There seems to be two very different systems of valuing conduct in our society. One that breeds respect, mutual consent and equality to all humans, regardless of gender. And the one that performs a rigorous adherence to the belief that a woman and her body is a thing that is available, accessible and takeable.

On Twitter, commenters called the Melbourne tram incident “obnoxious”, “disgusting”, “staggering”, “vile.”

The principal also said in his five sentence apology statement, “Students upset by the behaviour have already come to me and we have been following through in both a disciplinary and pastoral manner today. We have always and will continue to challenge such poor behaviour and misogynistic attitudes through programs at school and with the co-operation of parents.”

But to me, the incident wasn’t merely ‘obnoxious’. It was violent. 

Let us use that word in its full, broad capacity — the intentional use of power, threatened or actual, against another person, or group.

Patty Kinnersly, the chief executive of domestic violence charity Our Watch told the ABC, “This disturbing behaviour also emphasises the need for respectful relationships education in schools, giving children and young people the skills to reject aggressive behaviour and discrimination, challenge stereotypes and learn about respect.

I am dismayed to learn that even today, the politics of male supremacy continues to be rooted in female sexual objectification.

It’s easy to brush away the incident as mere adolescent cruelty. But this cruelty leads to our frightening statistics of gendered domestic violence. It’s a cruelty that has a trajectory.

I thought about Jia Tolentino’s piece in The New Yorker last year about how men perform for other men in a bid for peer approval.
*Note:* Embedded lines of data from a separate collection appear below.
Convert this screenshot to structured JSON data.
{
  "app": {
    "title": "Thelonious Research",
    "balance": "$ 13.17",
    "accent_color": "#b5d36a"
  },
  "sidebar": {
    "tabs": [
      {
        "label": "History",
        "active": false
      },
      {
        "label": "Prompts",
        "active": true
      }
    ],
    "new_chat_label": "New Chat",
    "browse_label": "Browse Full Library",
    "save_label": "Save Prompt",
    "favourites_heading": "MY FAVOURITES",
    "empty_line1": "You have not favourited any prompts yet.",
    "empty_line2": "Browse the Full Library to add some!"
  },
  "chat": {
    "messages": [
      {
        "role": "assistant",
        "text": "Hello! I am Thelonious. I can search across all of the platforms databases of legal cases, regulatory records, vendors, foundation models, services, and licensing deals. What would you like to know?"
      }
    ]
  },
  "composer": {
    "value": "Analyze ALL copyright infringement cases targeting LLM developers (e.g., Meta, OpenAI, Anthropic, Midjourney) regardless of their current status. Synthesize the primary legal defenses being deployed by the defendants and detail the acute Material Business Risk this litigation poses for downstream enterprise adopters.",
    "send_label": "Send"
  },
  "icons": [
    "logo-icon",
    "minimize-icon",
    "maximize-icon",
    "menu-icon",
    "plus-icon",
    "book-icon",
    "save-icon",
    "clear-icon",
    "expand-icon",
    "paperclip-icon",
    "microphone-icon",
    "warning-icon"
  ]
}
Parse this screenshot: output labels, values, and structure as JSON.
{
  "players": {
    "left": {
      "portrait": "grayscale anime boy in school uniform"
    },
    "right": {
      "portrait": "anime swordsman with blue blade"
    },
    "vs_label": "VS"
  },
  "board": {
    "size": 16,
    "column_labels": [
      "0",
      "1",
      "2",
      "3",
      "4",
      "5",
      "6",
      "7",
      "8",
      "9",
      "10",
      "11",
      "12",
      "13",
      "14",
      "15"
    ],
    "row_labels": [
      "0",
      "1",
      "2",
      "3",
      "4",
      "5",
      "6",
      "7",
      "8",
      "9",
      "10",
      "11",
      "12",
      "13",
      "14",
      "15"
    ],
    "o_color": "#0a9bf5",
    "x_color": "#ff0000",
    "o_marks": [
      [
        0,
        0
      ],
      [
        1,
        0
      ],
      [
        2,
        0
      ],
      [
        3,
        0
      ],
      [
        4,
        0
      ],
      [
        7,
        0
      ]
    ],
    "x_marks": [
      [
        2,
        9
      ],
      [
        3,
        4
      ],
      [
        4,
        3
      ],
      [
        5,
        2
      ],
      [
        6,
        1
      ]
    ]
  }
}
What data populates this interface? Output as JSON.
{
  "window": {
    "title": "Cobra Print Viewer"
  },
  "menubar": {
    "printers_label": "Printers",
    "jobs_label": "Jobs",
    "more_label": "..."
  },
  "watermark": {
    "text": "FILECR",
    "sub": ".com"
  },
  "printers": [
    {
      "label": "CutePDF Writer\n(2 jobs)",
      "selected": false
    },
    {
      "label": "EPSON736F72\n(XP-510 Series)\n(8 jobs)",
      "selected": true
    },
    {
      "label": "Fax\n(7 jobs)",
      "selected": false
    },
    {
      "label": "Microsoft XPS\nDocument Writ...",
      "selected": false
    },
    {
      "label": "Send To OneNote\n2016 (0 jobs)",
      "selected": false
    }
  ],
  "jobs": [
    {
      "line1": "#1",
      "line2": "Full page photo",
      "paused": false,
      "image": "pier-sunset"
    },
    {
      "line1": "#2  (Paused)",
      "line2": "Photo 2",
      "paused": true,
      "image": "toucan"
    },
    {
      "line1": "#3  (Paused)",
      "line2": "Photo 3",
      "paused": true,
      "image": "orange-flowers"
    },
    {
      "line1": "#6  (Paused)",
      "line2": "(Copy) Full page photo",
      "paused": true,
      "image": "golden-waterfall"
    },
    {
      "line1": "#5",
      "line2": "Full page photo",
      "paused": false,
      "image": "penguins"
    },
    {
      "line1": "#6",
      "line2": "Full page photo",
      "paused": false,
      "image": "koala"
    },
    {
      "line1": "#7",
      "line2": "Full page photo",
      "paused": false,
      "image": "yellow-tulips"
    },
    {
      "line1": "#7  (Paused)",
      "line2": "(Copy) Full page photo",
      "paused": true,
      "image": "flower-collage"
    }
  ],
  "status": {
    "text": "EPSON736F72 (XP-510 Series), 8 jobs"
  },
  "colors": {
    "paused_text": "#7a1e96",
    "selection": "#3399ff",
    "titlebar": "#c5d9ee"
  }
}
This is a prime example.

When I watched the video of the tram incident, I thought of Lili Loofbourow’s words; “Woman being mistreated exists in a room where the men are performing for each other—using the woman to firm up their own bond.”

It’s what she calls, ‘the cruelty of male bonding’, or more precisely, a vigorous performance of heterosexuality.

It concerns me that when boys perform intimacy and solidarity with each other, it seems to often necessitate the degradation of women. This may seem like a harmless chant, but there’s a link here to the fact that 90% of the most-viewed pornography videos involve a woman being violently treated.

Dominance and coercion begin with the use of language, and we saw the seeds of violence in this video.

“In high schools, in colleges, at law schools, men perform for one another and ascend to positions of power,” Tolentino writes.

Let’s hope this incident doesn’t simply dissolve amidst the commotion of the daily news cycle but that it instead, reminds us to be wary of the different worlds we operate within, and to protect the version of society that respects all human beings.